Speech Prosody 2004
The Minor Phrase (MiP, aka accentual phrase) is the prosodic constituent that immediately dominates the prosodic word (PWd) in the prosodic structure hierarchy; it may consist of one or more PWd. In Japanese all MiPs are marked by an initial LH rise. This paper examines the scaling of the initial rise in single-word MiPs in Japanese as a function of the syllable/mora length of the word constituting the MiP, the position of the MiP with respect to edges of prosodic major phrase (MaP), and the composition of MiP in terms of lexical accent. These rises are found to be subject to two types of scaling: (i) local, edge-based scaling, specifically the upward "resetting" of f0 seen at the left edge of MaP (aka intermediate phrase) [1, 2 3], and (ii) global, lookahead-based scaling, in this case the upward scaling of the f0 of MiP-initial peaks as a function of the overall length of the MiP in terms of syllables/moras.
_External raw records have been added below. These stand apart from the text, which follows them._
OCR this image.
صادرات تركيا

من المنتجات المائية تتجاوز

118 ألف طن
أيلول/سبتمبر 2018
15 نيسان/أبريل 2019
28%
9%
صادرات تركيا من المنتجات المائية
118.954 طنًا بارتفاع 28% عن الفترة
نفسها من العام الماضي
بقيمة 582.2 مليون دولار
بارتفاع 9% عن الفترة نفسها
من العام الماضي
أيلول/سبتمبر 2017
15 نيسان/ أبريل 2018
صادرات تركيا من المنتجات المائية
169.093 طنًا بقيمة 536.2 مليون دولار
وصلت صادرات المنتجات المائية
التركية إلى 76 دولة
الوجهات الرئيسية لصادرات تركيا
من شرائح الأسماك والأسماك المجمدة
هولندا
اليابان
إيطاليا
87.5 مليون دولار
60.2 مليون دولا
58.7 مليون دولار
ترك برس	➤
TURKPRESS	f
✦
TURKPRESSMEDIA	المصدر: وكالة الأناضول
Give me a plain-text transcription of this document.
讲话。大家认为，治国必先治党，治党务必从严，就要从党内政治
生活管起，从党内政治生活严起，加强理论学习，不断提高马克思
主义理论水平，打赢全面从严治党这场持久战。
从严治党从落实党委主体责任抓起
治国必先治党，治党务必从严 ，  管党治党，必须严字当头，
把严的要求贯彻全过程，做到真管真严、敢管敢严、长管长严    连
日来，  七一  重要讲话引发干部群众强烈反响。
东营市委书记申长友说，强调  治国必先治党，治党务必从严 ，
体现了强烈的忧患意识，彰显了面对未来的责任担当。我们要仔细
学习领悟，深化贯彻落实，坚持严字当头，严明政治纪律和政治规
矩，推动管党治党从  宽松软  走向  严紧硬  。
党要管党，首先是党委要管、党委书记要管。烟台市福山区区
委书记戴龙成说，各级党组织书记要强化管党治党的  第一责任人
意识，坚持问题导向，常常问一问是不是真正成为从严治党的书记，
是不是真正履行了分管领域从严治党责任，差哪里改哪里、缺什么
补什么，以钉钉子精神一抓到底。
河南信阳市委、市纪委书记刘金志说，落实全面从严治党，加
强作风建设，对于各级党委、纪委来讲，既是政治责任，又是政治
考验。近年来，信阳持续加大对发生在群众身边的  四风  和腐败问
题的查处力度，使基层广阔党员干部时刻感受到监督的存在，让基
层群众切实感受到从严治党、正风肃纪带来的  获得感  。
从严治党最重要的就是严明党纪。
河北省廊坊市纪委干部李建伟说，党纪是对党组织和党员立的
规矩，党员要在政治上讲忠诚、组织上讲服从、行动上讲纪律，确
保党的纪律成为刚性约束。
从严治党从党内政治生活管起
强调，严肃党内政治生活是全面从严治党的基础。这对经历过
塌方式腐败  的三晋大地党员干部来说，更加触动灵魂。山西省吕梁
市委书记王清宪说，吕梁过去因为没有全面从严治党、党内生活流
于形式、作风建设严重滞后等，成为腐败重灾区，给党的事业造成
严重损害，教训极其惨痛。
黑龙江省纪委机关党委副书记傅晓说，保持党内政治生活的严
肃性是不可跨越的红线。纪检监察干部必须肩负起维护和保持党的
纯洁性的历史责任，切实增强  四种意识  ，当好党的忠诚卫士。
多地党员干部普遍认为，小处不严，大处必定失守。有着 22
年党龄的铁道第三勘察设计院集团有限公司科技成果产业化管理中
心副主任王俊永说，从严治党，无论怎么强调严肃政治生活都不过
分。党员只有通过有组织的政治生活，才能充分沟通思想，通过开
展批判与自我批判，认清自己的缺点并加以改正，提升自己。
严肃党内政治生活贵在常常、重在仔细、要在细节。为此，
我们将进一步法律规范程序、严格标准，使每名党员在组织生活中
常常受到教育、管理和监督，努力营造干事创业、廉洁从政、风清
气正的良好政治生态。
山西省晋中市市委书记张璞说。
Word length also turns out to have an indirect influence on local, edge-based scaling in Japanese, since it can be shown that word length has an effect on the number and distribution of major and minor prosodic phrases in the phonological representation as well.
Bibliographic reference. Selkirk, Elisabeth / Shinya, Takahito / Kawahara, Shigeto (2004): "Phonological and phonetic effects of minor phrase length on f0 in Japanese", In SP-2004, 183-186.